A study by Britain’s Oxford University has found that a large number of coronavirus patients, who have been discharged from hospital, experience symptoms such as fatigue, breathlessness, depression and anxiety two to three months after contracting the infection, Reuters reported on Monday.
The research, named C-MORE, studied 58 patients admitted to the Oxford University Hospitals NHS Foundation Trust, with moderate to severe symptoms between March and May, according to The Echo.
The study, which has not been peer-reviewed by other scientists, found that some patients have abnormalities in multiple organs. The researchers believe that long-lasting or chronic inflammation could lead to severe problems for people who have survived the coronavirus.
Several researchers are carrying out studies in the area of “Long Covid” or the long-term impact of Covid-19 in patients.

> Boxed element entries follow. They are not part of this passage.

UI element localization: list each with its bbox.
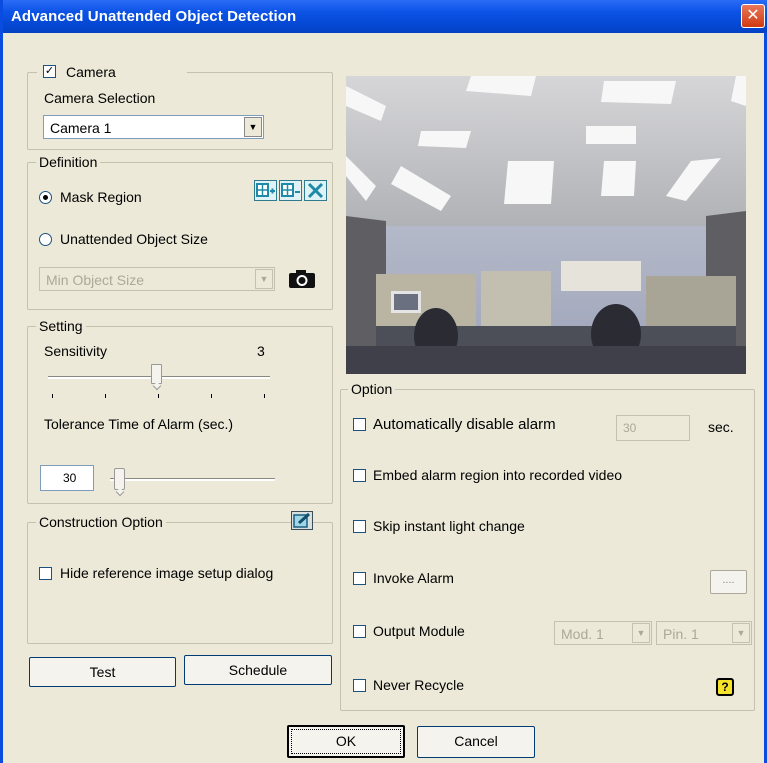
chevron-down-icon[interactable]: ▼ — [632, 623, 650, 643]
definition-legend: Definition — [36, 154, 101, 170]
dialog-window: Advanced Unattended Object Detection ✕ ✓… — [0, 0, 767, 763]
hide-dialog-checkbox[interactable] — [39, 567, 52, 580]
object-size-select[interactable]: Min Object Size ▼ — [39, 267, 275, 291]
sensitivity-label: Sensitivity — [44, 343, 108, 359]
pin-select-value: Pin. 1 — [663, 626, 699, 642]
sensitivity-tick — [211, 394, 212, 398]
construction-legend: Construction Option — [36, 514, 166, 530]
chevron-down-icon[interactable]: ▼ — [255, 269, 273, 289]
clear-region-icon[interactable] — [304, 180, 327, 201]
object-size-select-value: Min Object Size — [46, 272, 145, 288]
auto-disable-checkbox[interactable] — [353, 418, 366, 431]
object-size-radio[interactable] — [39, 233, 52, 246]
help-glyph: ? — [721, 680, 729, 694]
camera-select-value: Camera 1 — [50, 120, 112, 136]
schedule-button[interactable]: Schedule — [184, 655, 332, 685]
auto-disable-seconds-input[interactable]: 30 — [616, 415, 690, 441]
camera-select[interactable]: Camera 1 ▼ — [43, 115, 264, 139]
camera-legend: ✓ Camera — [37, 64, 187, 82]
window-title: Advanced Unattended Object Detection — [11, 8, 297, 25]
never-recycle-label: Never Recycle — [373, 677, 465, 693]
sensitivity-tick — [52, 394, 53, 398]
tolerance-input-value: 30 — [63, 471, 77, 485]
never-recycle-checkbox[interactable] — [353, 679, 366, 692]
help-icon[interactable]: ? — [716, 678, 734, 696]
sensitivity-tick — [264, 394, 265, 398]
output-module-checkbox[interactable] — [353, 625, 366, 638]
pin-select[interactable]: Pin. 1 ▼ — [656, 621, 752, 645]
ok-label: OK — [335, 733, 357, 749]
sensitivity-value: 3 — [257, 343, 265, 359]
close-icon[interactable]: ✕ — [741, 4, 765, 28]
skip-light-checkbox[interactable] — [353, 520, 366, 533]
auto-disable-label: Automatically disable alarm — [373, 416, 556, 433]
ok-button[interactable]: OK — [287, 725, 405, 758]
seconds-unit-label: sec. — [708, 419, 734, 435]
cancel-button[interactable]: Cancel — [417, 726, 535, 758]
option-legend: Option — [348, 381, 396, 397]
tolerance-label: Tolerance Time of Alarm (sec.) — [44, 416, 234, 432]
object-size-label: Unattended Object Size — [60, 231, 208, 247]
test-button[interactable]: Test — [29, 657, 176, 687]
remove-region-icon[interactable] — [279, 180, 302, 201]
mod-select[interactable]: Mod. 1 ▼ — [554, 621, 652, 645]
embed-region-label: Embed alarm region into recorded video — [373, 467, 623, 483]
invoke-alarm-label: Invoke Alarm — [373, 570, 454, 586]
tolerance-input[interactable]: 30 — [40, 465, 94, 491]
auto-disable-seconds-value: 30 — [623, 421, 637, 435]
output-module-label: Output Module — [373, 623, 465, 639]
skip-light-label: Skip instant light change — [373, 518, 525, 534]
setting-legend: Setting — [36, 318, 86, 334]
invoke-alarm-browse-button[interactable]: .... — [710, 570, 747, 594]
invoke-alarm-checkbox[interactable] — [353, 572, 366, 585]
tolerance-slider-thumb[interactable] — [114, 468, 125, 490]
ok-focus-ring: OK — [291, 729, 401, 754]
mask-region-label: Mask Region — [60, 189, 142, 205]
sensitivity-tick — [105, 394, 106, 398]
tolerance-slider-track[interactable] — [110, 478, 275, 481]
hide-dialog-label: Hide reference image setup dialog — [60, 565, 274, 581]
add-region-icon[interactable] — [254, 180, 277, 201]
option-group — [340, 389, 755, 711]
chevron-down-icon[interactable]: ▼ — [244, 117, 262, 137]
construction-group — [27, 522, 333, 644]
mask-region-radio[interactable] — [39, 191, 52, 204]
camera-snapshot-icon[interactable] — [287, 268, 317, 290]
title-bar: Advanced Unattended Object Detection ✕ — [3, 0, 767, 33]
sensitivity-tick — [158, 394, 159, 398]
sensitivity-slider-thumb[interactable] — [151, 364, 162, 384]
camera-preview-image — [346, 76, 746, 374]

A report from the Britain’s National Institute for Health Research last week showed that “long Covid” may take the form of up to four syndromes, which may affect the body and mind both.
The research also found one common concern among patients – that the symptoms first arise in one organ such as the lung or the heart, subside and appear again in a different physiological area, according to Reuters. Some of the patients were also ill for more than seven months.
“This review highlights the detrimental physical and psychological impact that ongoing Covid is having on many people’s lives,” Elaine Maxwell, who led the “Living with Covid19” report, said.
A United Kingdom-based patient group called LongCovidSOS also cited data from King’s College London to say that 10% of coronavirus patients remained unwell after three weeks. It added that up to 5% of the patients may be ill for months.
The coronavirus has infected more than 3.98 crore people globally and killed 11,12,588, according to Johns Hopkins University. The worldwide recoveries have crossed 2.74 crore. The United Kingdom has reported more than 7.25 lakh cases and 43,736 deaths.